In his presentation on quality, curriculum and assessment in the context of K to 12, Mapua Institute of Technology and Malayan Colleges president Dr. Reynaldo Vea argued that the additional two years of formation can be maximized at the tertiary level: “We can aim to produce more competitive professionals and much better college graduates. In fact, we can have better master’s-degree and PhD holders.” Vea also said the key is outcomes-based education, wherein the desired program outcomes are “the set of learning competencies that enable learners to perform complex tasks, functions and roles and that students are expected to possess at the time of graduation.”
In various other forums on “Continuing the Education Revolution,” Penny Bongato, executive director for talent development at the Information Technology and Business Process Association of the Philippines (Ibpap), has repeatedly emphasized that the relatively small number of students in the country’s annual graduate pool who possess competencies at the level that Vea described severely impacts on the Philippines’ global competitiveness.
From 2010 to 2012, Ibpap and the Department of Science and technology conducted a national-level Global Competitiveness Assessment Tool for the information technology and business process management (IT-BPM) industry. As many as 21,000 graduating college students and about 3,000 new hires were tested for basic skills (cognitive ability, English proficiency, computer literacy and perceptual speed and accuracy) and behavioral skills (learning orientation, responsiveness, reliability, courtesy, empathy and interpersonal communication).

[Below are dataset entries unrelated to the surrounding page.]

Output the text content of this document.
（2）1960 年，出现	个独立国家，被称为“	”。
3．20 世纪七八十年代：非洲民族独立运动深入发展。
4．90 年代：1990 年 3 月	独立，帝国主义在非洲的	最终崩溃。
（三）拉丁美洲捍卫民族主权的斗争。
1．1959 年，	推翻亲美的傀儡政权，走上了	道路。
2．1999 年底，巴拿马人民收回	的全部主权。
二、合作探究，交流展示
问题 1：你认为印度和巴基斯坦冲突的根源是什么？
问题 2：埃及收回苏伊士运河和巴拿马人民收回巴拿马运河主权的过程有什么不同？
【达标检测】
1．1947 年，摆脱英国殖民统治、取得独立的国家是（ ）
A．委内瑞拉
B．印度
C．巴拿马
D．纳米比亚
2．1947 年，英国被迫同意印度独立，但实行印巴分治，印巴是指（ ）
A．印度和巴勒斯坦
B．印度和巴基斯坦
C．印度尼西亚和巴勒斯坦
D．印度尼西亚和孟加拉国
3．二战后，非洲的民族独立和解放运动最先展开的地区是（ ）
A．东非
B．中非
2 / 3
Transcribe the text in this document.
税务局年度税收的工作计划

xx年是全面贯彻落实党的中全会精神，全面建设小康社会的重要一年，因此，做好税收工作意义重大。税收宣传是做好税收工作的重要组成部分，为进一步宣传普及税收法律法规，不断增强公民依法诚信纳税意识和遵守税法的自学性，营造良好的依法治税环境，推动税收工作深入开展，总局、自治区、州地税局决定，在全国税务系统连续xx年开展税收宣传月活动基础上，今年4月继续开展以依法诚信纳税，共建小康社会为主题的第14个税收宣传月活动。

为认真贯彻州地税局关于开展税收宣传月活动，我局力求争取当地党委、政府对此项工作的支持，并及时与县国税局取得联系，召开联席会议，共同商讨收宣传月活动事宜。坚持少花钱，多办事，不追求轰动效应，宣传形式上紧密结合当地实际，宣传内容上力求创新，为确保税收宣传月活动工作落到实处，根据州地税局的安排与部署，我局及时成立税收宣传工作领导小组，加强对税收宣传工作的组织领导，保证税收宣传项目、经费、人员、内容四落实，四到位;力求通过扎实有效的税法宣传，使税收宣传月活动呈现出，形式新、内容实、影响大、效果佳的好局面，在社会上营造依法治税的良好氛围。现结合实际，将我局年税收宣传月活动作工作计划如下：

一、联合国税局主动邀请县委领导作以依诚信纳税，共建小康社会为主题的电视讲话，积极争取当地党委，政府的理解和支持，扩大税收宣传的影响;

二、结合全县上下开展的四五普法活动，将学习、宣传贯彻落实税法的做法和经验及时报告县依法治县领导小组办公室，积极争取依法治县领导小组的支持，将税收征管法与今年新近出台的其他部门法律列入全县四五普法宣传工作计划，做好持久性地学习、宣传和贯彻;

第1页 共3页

The responses of the graduating students indicated the competency level of the supply, and those of the new hires, of the demand. A team formed by the UP Statistical Research Foundation led by Dr. Erniel Barrios processed the data.
Their findings show that in general, the current supply of basic skills is 21 percent off the demand in the IT-BPM sector, and that the top 25 percent of the students have basic skills that are only 9 percent higher than the average demand. “This implies that even among the ‘best’ students, they are not much better than what is needed in the IT-BPM industry,” Barrios said.
The data clearly show that the professional formation of our graduates has been inadequate thus far. K to 12, being a global benchmark, will directly address this inadequacy.